Pour des hommes épuisés par cinq semaines de misère incessante, commencer encore une longue nuit de veille dans ces conditions de jeûne et de froidure, c’était vraiment redoutable. Le petit nombre des précautions possibles furent prises, on coupa les arbres pour faire des feux qui ne voulaient pas brûler. Il nous semblait que, pour exciter notre envie, les bivouacs prussiens au loin dans la vallée brillaient joyeusement, et notre imagination supposait auprès de chaque feu quelque bonne soupe bien chaude. Je me souviens, cependant, d’avoir encore fait rire mes camarades, vers huit heures du soir, avec je ne sais plus quelle plaisanterie ; ce dernier rire seul m’a frappé par son contraste avec ce qui l’a suivi.

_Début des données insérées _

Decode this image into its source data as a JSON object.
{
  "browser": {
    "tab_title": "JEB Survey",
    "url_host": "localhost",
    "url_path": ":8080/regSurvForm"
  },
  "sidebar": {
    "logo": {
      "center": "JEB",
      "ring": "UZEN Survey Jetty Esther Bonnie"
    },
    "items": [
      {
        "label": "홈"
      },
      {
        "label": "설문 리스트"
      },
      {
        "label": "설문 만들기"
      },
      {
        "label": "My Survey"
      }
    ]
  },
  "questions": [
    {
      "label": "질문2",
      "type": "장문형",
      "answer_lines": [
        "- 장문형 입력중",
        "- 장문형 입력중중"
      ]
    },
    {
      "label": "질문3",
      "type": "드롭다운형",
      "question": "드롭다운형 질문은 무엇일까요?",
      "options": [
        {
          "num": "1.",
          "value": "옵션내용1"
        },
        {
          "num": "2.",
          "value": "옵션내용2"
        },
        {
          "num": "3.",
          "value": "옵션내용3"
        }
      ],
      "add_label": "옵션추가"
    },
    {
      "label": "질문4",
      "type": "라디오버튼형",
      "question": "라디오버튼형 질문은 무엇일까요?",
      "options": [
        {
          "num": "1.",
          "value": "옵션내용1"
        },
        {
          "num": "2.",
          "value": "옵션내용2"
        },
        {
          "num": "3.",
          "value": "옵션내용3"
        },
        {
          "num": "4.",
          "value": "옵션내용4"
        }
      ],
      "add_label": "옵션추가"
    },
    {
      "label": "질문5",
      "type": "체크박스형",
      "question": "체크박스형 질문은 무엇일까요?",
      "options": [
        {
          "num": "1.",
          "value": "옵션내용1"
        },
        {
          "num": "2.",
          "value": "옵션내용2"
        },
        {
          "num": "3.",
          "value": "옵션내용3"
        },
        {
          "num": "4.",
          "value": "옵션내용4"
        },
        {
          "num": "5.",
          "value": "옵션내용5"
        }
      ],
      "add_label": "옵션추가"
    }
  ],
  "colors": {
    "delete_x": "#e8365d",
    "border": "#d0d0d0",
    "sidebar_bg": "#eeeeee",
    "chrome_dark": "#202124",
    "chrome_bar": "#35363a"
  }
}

« Nous sommes trahis ! Les Prussiens sont au Mans ! Les Bretons ont livré la route ! » Voilà ce qu’on entendit à droite, à gauche, en un instant. Les officiers essayèrent d’imposer silence. On envoya chercher des informations, des ordres, quelque chose qui démentît la clameur générale.

Entre nous, nous nous rappelions pourtant les uns aux autres, mais tout bas, bien des murmures étouffés et quelques propos d’une lâcheté cynique saisis au vol les jours précédents ; nous sentions que tout était devenu possible, et l’horreur nous faisait frissonner.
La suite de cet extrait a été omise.